Die Natur bleibt ein zentrales Leitmotiv der Ausstellung. Van Herpen nähert sich Wasser, Luft, marinen Ökosystemen und geologischen Formationen als Sprachen, die die Form des Kleidungsstücks zu erweitern vermögen.




Die Ausstellung kulminiert in einem Blick ins Kosmos. Nebelstrukturen, die traumgleichen Bildwelten Kim Keevers und im Raum schwebende Silhouetten schaffen ein ätherisches, beinahe astronomisches Finale. Hier scheinen die Kleidungsstücke zu schweben, vom Körper gelöst, zu Konstellationen transformiert. Es ist eine Einladung, Mode als ein Feld zu begreifen, auf dem sich über Existenz, Zeit und Wahrnehmung nachdenken lässt.
Begleitend zu den Hauptwerken umfasst die Ausstellung ein Kuriositätenkabinett und eine Nachbildung von Van Herpens Amsterdamer Atelier vollständig mit Hunderten von Materialproben, Experimenten und Prototypen. Dieser intime Einblick hinter die Kulissen offenbart eine Praxis, in der technische Präzision und spekulative Vorstellungskraft im Gleichgewicht koexistieren.

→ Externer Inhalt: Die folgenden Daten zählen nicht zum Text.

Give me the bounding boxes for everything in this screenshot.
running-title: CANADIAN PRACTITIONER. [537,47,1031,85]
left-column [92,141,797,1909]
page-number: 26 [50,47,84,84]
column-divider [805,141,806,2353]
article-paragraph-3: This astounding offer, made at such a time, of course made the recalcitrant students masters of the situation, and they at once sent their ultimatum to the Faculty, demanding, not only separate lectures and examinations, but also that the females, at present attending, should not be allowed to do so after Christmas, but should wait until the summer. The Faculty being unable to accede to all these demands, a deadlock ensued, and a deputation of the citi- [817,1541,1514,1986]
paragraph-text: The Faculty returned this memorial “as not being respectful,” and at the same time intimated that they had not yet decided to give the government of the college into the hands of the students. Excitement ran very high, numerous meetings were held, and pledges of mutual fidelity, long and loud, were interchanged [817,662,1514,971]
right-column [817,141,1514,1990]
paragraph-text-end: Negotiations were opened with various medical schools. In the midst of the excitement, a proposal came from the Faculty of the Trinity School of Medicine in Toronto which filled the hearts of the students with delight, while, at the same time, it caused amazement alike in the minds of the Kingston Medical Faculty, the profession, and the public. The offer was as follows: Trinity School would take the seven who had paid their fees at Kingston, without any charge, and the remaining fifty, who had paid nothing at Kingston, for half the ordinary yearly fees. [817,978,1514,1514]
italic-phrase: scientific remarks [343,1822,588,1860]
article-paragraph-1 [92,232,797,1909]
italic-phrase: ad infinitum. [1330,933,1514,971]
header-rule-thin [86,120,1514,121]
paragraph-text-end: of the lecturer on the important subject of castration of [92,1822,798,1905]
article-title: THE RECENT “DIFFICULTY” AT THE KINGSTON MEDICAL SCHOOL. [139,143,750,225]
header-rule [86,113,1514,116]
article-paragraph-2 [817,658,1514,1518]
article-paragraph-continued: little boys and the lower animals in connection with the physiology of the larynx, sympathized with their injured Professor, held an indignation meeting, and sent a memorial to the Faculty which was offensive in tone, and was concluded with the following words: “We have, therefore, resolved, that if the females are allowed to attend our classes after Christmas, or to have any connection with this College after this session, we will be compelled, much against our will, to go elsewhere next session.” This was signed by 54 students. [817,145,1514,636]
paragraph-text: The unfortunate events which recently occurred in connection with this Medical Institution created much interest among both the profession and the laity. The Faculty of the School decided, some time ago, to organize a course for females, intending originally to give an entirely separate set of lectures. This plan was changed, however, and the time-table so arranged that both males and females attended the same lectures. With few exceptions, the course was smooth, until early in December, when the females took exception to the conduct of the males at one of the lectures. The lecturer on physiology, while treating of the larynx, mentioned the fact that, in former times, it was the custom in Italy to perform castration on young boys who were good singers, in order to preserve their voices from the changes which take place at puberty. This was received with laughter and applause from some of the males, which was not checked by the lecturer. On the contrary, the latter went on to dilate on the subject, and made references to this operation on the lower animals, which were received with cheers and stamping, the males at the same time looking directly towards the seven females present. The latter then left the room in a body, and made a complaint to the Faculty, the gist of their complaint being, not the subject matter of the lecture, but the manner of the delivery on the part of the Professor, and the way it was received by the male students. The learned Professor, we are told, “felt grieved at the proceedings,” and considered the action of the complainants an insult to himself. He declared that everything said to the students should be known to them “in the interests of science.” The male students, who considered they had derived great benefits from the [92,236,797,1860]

Organisiert in Zusammenarbeit mit dem Musée des Arts Décoratifs in Paris und Maison Iris van Herpen und eigens für die Kunsthal adaptiert, ist diese Ausstellung mehr als eine Retrospektive – Sculpting the Senses ist ein Manifest. Van Herpen begreift Mode als eine erweiterte Form von Wissen, als einen Ort, an dem Physik, Biologie, Tanz, Handwerk und Technologie zusammenkommen. In Rotterdam findet diese Vision einen Raum, der ihre magnetische Kraft noch verstärkt.
Sculpting the Senses ist in der Kunsthal Rotterdam vom 27. September 2025 bis zum 1. März 2026 zu sehen, begleitet von einem englischsprachigen Katalog, der die Ausstellung und die Laufbahn einer Designerin beleuchtet, die das Experiment zur Lebensform erhoben hat.
Van Herpen begreift Mode als eine erweiterte Form von Wissen – einen Ort, an dem Physik, Biologie, Tanz, Handwerk und Technologie zusammenfinden.